Centeno critica "coro de penitentes" e devolve a Passos acusação de ilusionismo

O ministro das Finanças criticou, na quarta-feira, "o coro de penitentes" que se enganou em 2016 sobre o futuro de Portugal, e considerou que quem fala agora em "ilusionismo" falhou todas as metas e ignora o profissionalismo.

Estas críticas foram feitas por Mário Centeno no jantar comício do PS em Setúbal, num longo discurso em que assumiu como prioritário o combate à abstenção (até como forma de travar o populismo) e em que defendeu que Portugal "é líder na criação de emprego" na União Europeia e se encontra nos últimos anos em convergência.

Nesta sua intervenção, Mário Centeno visou sobretudo recentes posições assumidas pelo ex-presidente do PSD Pedro Passos Coelho, que caracterizou o atual Governo como "ilusionista".

"Como seria de esperar, lá temos observado nos últimos dias o habitual coro de penitentes relembrando-nos quão errados estavam em 2016, porque não acreditaram neste Governo, nem na enorme força de transformação dos portugueses.
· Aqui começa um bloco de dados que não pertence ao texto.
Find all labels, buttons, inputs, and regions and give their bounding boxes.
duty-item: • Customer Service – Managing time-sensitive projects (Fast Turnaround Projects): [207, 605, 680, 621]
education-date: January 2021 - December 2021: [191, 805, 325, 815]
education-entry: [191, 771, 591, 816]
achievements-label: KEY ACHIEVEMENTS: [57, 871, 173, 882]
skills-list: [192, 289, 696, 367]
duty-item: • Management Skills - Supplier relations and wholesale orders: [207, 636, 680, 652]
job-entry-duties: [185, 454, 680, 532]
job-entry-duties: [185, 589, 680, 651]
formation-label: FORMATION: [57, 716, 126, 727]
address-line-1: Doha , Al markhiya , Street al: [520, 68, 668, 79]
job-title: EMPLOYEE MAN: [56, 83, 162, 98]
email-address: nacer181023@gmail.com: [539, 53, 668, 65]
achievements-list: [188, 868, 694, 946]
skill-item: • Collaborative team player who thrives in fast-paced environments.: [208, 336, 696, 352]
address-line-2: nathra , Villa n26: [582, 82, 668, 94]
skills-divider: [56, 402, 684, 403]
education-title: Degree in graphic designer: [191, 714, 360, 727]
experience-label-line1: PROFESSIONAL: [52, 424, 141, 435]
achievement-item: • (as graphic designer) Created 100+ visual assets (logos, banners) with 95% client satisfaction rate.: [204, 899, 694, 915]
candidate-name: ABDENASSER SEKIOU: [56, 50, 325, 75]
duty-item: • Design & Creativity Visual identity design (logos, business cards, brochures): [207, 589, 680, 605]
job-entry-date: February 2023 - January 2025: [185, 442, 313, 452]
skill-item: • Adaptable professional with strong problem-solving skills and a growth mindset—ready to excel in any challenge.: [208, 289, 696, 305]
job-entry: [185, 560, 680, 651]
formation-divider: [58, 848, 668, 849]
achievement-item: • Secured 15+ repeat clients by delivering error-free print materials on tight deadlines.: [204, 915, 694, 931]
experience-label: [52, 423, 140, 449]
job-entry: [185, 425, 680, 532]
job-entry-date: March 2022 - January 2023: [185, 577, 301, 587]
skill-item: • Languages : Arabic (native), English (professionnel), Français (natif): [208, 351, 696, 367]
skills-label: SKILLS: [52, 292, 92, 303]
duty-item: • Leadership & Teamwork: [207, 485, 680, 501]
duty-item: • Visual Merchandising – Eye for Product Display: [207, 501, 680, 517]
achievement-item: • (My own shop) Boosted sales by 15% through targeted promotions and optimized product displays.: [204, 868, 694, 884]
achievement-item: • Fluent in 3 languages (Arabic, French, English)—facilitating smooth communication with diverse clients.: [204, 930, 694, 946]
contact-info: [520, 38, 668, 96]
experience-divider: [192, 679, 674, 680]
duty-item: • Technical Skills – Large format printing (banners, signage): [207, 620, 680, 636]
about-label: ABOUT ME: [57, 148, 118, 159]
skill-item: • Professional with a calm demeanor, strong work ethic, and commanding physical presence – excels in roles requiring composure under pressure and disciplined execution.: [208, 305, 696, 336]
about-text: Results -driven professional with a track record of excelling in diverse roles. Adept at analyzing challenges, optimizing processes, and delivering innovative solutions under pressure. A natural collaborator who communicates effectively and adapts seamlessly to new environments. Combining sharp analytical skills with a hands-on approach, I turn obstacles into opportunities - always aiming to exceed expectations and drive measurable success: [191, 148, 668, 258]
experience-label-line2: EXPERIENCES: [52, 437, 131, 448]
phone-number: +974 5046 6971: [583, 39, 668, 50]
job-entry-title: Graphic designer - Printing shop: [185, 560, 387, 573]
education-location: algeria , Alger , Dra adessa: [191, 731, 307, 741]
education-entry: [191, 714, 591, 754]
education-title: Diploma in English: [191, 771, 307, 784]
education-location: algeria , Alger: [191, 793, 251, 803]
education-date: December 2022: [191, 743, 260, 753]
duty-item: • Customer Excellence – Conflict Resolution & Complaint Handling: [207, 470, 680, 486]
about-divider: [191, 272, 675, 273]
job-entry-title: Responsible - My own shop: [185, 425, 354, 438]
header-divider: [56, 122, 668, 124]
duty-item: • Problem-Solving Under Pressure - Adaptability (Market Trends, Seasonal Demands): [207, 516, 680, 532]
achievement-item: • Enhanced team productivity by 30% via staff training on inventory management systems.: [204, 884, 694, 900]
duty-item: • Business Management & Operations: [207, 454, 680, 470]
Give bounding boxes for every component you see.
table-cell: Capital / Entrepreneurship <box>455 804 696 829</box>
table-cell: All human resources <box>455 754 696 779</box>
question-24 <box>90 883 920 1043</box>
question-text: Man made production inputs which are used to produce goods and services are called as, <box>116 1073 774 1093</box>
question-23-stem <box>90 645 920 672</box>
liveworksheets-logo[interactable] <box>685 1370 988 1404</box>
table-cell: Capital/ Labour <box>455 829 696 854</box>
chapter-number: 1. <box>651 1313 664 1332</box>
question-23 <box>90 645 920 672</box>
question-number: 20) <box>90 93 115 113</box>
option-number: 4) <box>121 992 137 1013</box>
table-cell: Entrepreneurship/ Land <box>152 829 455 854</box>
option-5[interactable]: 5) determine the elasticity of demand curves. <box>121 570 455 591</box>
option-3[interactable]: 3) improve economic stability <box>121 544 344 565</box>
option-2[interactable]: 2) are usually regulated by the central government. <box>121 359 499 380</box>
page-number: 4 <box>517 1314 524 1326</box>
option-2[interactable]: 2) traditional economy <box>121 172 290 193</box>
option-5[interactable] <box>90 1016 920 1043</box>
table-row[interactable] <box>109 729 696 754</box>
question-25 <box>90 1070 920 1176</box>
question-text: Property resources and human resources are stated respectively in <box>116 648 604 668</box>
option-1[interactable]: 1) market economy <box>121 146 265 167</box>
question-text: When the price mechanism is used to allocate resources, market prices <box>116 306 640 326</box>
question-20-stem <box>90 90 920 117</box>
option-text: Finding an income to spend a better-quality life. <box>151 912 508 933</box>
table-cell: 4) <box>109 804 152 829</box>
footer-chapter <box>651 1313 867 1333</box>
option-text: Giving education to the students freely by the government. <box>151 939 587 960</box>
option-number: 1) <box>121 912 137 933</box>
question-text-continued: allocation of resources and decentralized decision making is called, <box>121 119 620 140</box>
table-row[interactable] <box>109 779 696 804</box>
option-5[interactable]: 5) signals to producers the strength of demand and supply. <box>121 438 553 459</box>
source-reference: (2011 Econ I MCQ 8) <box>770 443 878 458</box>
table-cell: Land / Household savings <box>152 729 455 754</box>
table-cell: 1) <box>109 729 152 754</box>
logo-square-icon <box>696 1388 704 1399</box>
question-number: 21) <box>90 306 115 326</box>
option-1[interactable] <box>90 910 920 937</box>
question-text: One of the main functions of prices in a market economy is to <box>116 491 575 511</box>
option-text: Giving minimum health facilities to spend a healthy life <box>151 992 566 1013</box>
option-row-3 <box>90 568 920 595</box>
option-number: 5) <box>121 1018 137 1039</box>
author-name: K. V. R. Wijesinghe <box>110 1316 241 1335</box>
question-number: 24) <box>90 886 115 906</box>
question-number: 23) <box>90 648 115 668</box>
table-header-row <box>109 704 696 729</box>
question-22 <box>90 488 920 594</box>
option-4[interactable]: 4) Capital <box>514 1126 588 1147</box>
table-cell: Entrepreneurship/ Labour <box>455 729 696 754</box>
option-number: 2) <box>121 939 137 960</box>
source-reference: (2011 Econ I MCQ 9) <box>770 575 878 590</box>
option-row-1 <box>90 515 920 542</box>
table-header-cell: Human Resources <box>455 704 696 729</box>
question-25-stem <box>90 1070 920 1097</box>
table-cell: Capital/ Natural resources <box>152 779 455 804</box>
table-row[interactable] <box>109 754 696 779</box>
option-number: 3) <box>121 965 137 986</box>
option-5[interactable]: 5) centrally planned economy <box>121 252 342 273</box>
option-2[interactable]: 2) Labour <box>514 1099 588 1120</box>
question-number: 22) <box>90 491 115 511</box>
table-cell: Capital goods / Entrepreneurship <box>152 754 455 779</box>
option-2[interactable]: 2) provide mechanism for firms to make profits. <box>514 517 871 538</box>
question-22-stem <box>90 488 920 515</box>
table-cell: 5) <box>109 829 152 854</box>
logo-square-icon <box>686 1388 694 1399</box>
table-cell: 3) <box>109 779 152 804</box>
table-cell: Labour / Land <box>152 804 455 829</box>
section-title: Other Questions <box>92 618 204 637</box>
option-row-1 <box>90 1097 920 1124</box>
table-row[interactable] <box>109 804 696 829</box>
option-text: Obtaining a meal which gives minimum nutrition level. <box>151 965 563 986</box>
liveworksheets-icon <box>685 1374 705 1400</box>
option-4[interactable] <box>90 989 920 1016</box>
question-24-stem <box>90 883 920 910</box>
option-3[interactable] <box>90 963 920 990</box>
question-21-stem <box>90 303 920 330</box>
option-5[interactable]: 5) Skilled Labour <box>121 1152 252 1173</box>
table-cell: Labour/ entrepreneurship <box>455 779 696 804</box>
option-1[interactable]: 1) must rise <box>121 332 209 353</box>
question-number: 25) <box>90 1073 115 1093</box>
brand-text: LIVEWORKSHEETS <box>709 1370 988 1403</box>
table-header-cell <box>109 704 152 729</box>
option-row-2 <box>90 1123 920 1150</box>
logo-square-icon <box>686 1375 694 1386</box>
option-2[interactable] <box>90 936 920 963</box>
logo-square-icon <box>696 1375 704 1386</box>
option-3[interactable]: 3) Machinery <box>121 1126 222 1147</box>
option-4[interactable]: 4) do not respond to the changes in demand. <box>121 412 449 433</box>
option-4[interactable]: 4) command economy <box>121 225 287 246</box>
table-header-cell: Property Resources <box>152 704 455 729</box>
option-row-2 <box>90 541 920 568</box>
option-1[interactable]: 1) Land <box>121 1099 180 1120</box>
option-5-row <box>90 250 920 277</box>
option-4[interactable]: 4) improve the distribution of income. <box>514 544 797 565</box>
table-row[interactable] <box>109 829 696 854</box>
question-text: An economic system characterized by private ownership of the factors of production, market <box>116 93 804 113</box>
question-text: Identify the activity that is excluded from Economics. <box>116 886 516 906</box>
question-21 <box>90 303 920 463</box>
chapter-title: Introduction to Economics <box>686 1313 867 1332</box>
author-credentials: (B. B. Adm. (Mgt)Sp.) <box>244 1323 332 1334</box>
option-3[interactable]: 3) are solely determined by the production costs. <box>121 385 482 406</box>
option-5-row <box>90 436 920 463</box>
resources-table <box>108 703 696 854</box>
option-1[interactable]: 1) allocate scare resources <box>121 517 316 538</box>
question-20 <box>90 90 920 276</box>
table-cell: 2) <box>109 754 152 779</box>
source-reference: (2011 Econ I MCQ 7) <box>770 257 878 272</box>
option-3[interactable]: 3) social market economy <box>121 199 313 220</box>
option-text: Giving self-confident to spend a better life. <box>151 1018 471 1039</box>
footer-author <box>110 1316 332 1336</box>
Sim, havia uma alternativa e as soluções que adotámos são agora um exemplo para a Europa", sustentou.

De acordo com Mário Centeno, "esse coro de penitentes, alardeando o mesmo véu de ignorância com que sempre acenaram, confundem hoje trabalho e superação com truques de ilusionismo".

"É muito sintomático que, quem confunde profissionalismo com ilusionismo, nunca tenha conseguido atingir uma única meta a que se tivesse proposto. Falharam todas as metas a que se propuseram e agora falam de ilusionismo", disse, numa nova crítica indireta dirigida ao ex-primeiro-ministro.

Na sua intervenção, Mário Centeno também devolveu a crítica de "ilusionismo" aos responsáveis do anterior Governo.

"Depois de termos visto em pleno ano eleitoral de 2015 um simulador de devolução de sobretaxa [de IRS], que depois das eleições se evaporou, então sabemos bem quem domina a arte do ilusionismo e que com o que deles podemos contar", declarou, numa nova alusão ao executivo de Passos Coelho.